- Genre: Biographical drama
- Created by: Abhishek Yadav
- Written by: Abhishek Yadav; Vernaali; Ankit Yadav; Sandeep Singh Rawat;
- Directed by: Pratish Mehta
- Starring: Viineet Kumar Singh; Vikram Kochhar; Girija Oak;
- Music by: Anand Bajpai
- Country of origin: India
- Original language: Hindi
- No. of seasons: 1
- No. of episodes: 5

Production
- Executive producers: Vijay Koshy Shreyansh Pandey
- Cinematography: Amogh Deshpande
- Editor: Akash Bundhoo
- Camera setup: Multi-camera
- Running time: 32–45 minutes
- Production company: The Viral Fever

Original release
- Network: Netflix
- Release: March 6, 2026

= Hello Bachhon =

2026 Indian television series

Hello Bachhon is a 2026 Indian Hindi-language biographical drama series created by The Viral Fever (TVF) for Netflix. Directed by Pratish Mehta, the series stars Viineet Kumar Singh. The narrative tracks Pandey's journey from a struggling teacher in Prayagraj to building a digital education empire.

== Premise ==
The series follows the life of Alakh Pandey, a charismatic physics teacher who rejects traditional coaching institute models to provide affordable education through YouTube. It explores his early financial struggles, his unique teaching style aimed at "backbenchers," and the eventual scaling of Physics Wallah into a major ed-tech platform.

== Cast and characters ==

- Viineet Kumar Singh as Alakh Pandey
- Vikram Kochhar as Prateek Maheshwari
- Girija Oak as Alakh's Sister
- Anumeha Jain as Shivangi
- Chitransh Raj as Sanyam
- Pankaj Kashyap as Krishna Sir
- Mudit Dwivedi as Alankrit
- Prashant Sethi as Abhishek
- Satendra Soni as Bhola

== Reception ==
Viineet Kumar Singh's performance was a highlight for most critics.

=== Critical response ===
Writing for The Times of India, Archika Khurana rated the series 3 out of 5 stars, noting that while the show captures the "emotional core" of Pandey's struggle, it occasionally feels like a "glorified success story." ABPLive compared the show to Kota Factory, noting that Singh shines even when the script feels familiar.

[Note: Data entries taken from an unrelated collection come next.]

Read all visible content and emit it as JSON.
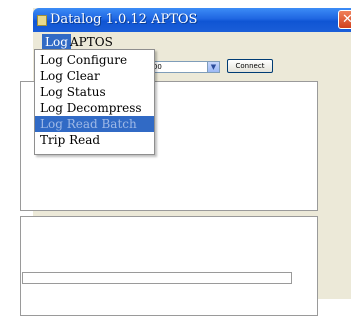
{
  "window": {
    "title": "Datalog 1.0.12 APTOS",
    "close_glyph": "✕"
  },
  "menubar": {
    "items": [
      {
        "label": "Log"
      },
      {
        "label": "APTOS"
      }
    ]
  },
  "log_menu": {
    "items": [
      {
        "label": "Log Configure"
      },
      {
        "label": "Log Clear"
      },
      {
        "label": "Log Status"
      },
      {
        "label": "Log Decompress"
      },
      {
        "label": "Log Read Batch"
      },
      {
        "label": "Trip Read"
      }
    ],
    "highlighted_index": 4
  },
  "connection": {
    "baud_label_partial": "te",
    "baud_value": "9600",
    "connect_label": "Connect"
  },
  "colors": {
    "titlebar": "#1f66e2",
    "menu_highlight": "#316ac5",
    "window_bg": "#ece9d8"
  },
  "icons": {
    "app": "app-icon",
    "close": "close-icon",
    "dropdown_arrow": "chevron-down-icon"
  }
}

However, the writing and pacing faced criticism for being predictable. The Indian Express remarked that while Singh "lifts the series," the storytelling remains largely formulaic. The Hindu provided a lukewarm review, suggesting that Singh's performance "gets diffused in TVF's factory-made snoozefest," citing a sense of fatigue with the "underdog teacher" trope. Cinema Express echoed this, calling it a "generic success story" that expects the audience to do the emotional "homework" the script neglects.

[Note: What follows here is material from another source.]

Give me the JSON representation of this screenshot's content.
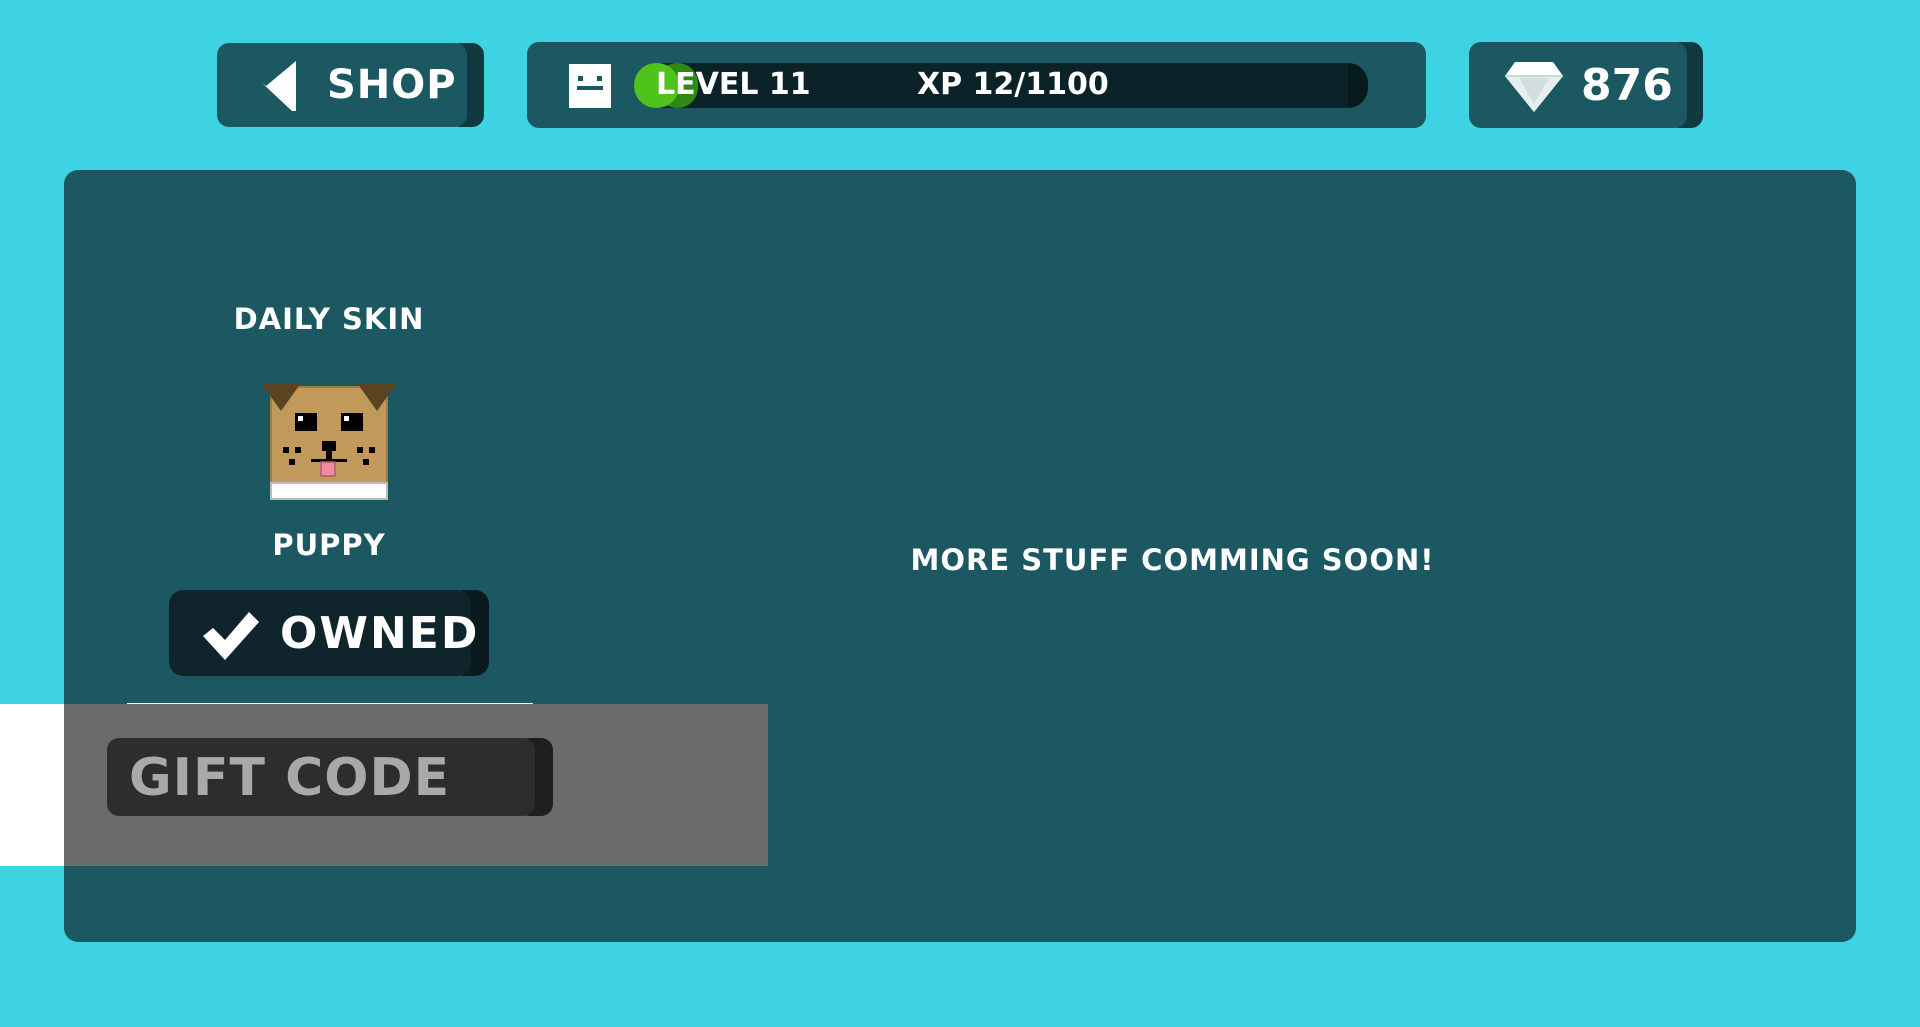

The intent of the show was a major point of contention. India Today and Scroll.in both characterized the series as a "glorified ad campaign" or a "brand-building exercise" for Physics Wallah rather than a nuanced biography. The Hollywood Reporter India criticized the lack of objectivity, suggesting the series avoids the darker complexities of the edtech boom.

Conversely, some critics found the emotional core effective. Moneycontrol described it as a "simple and moving story" that successfully captures the rise of an underdog. Firstpost argued that the drama is "much more than just a plug" for the company, praising the depiction of the teacher-student bond.